4) Numeric Dimensions
Numeric dimensions are a type of simple dimension that has a numeric value. Numeric dimensions are often created to be used in metrics. Examples of numeric dimensions include 'Revenue', 'Orders', and 'Units'. In the example above, the 'Customer Orders' is a numeric dimension. 5) Denormal Dimensions Denormal dimensions are dimensions that have a one-to-one relationship with a parent countable dimension. Denormal dimensions are often used with dimensions that have high cardinality (many unique elements) like identification data. For example, a visitor can only have one User ID and a User ID can only belong to one visitor. Thus, this is a one-to-one relationship and can be a denormal dimension.

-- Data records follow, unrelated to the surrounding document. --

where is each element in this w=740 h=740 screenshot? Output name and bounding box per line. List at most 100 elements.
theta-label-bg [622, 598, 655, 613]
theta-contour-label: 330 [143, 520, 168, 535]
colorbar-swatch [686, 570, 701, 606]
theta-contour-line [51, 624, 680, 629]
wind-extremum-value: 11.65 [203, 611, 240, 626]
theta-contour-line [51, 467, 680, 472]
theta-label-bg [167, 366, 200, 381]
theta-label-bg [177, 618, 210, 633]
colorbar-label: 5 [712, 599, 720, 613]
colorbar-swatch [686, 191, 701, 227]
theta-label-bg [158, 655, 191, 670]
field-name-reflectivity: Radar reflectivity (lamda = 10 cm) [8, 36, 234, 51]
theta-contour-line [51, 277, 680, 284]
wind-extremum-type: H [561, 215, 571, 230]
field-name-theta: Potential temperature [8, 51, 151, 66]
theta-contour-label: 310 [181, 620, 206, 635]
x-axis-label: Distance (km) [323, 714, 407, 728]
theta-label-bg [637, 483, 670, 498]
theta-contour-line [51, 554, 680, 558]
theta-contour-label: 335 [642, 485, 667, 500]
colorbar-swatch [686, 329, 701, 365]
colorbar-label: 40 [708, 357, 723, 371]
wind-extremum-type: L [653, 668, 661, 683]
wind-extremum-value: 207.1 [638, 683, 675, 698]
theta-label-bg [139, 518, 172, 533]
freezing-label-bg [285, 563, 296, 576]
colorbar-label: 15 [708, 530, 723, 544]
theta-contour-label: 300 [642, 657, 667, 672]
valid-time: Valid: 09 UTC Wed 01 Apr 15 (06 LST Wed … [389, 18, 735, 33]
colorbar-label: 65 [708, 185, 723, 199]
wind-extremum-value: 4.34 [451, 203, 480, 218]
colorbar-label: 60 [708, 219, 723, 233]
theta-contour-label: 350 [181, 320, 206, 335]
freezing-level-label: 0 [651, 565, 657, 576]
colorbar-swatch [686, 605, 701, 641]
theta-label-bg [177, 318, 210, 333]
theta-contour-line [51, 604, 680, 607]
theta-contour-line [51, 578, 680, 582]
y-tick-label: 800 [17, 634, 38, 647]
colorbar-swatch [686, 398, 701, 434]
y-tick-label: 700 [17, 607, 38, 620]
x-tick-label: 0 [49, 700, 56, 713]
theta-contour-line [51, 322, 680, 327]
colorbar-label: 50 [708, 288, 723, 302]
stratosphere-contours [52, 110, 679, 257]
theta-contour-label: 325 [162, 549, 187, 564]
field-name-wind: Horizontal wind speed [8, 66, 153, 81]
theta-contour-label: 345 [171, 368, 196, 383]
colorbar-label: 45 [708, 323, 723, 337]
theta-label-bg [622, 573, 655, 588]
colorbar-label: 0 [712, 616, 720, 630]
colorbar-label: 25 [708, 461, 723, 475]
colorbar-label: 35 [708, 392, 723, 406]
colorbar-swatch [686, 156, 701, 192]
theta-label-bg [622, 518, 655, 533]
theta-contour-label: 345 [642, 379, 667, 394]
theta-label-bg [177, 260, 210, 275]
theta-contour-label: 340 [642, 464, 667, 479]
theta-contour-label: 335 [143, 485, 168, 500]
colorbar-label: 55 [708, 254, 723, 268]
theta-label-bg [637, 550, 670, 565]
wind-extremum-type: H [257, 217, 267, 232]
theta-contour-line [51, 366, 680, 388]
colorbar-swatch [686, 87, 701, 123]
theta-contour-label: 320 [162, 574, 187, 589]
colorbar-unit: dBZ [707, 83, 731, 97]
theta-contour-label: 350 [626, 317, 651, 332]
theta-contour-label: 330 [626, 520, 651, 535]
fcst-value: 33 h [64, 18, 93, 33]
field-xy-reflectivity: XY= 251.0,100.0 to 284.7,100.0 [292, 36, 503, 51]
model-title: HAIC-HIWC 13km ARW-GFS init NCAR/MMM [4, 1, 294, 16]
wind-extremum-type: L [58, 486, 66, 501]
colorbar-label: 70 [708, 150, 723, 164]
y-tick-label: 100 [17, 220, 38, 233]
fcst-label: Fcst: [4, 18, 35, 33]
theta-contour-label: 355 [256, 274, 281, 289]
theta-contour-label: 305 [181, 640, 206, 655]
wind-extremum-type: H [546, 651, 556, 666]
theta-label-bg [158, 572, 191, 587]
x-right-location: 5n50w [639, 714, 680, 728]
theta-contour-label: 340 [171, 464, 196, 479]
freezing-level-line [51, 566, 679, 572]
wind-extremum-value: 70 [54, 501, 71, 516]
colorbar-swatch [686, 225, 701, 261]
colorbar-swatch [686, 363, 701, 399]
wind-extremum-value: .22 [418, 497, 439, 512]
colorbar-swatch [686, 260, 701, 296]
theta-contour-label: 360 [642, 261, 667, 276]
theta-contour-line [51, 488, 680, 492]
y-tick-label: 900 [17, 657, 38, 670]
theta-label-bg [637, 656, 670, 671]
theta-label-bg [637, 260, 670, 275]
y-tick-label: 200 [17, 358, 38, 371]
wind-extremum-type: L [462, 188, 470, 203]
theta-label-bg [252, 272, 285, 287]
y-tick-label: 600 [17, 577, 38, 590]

For example, Geometrixx Web User ID is a denormal dimension at the customer level. Since it is denormal, it has a one-to-one relationship with its parent dimension, meaning that each Web User ID has one customer and each customer only has one Web User ID. Thus, the 'Customers' metric can only be '1' for each element of Geometrixx Web User ID.
6) Time Dimensions
Time dimensions allow you to create a set of periodic or absolute local time dimensions based on the timestamp field that you specify. Examples of time dimensions include 'Day', 'Hour', 'Week', and 'Hour of Day'. In the example above, the 'Hour of Day' table shows how many visits and page views were received during the different hours of the days.
The % escapes used for display formatting is the same as the standard C library strftime .
Defining Extended Dimensions
Steps to define Extended Dimension:
- While working in your dataset profile, open the Profile Manager and click Dataset to show its contents.
- Open the Transformation.cfg file or the Transformation Dataset Include file in which you want to define the extended dimension.
- Right -click Transformations and click Add new > <Extended dimension type> .
- Input the appropriate information for your extended dimension. For descriptions of the transformation types and information about their parameters, see the following sections:
- For any extended dimension that you define, you can add one or more comment lines to the Comments parameter to further describe the dimension or add notes about its use. To add a comment, right-click the Comments label and click* Add new > Comment Line*.
- After you have defined your extended dimension(s) in the configuration file, save the file locally and save it to your dataset profile on the DWB server.
Hiding Extended Dimensions
Extended Dimensions can be hidden so they do not show up on the Dimension Menu in the DWB. To hide the dimension, set the Hidden property to "True" in the dimension definition.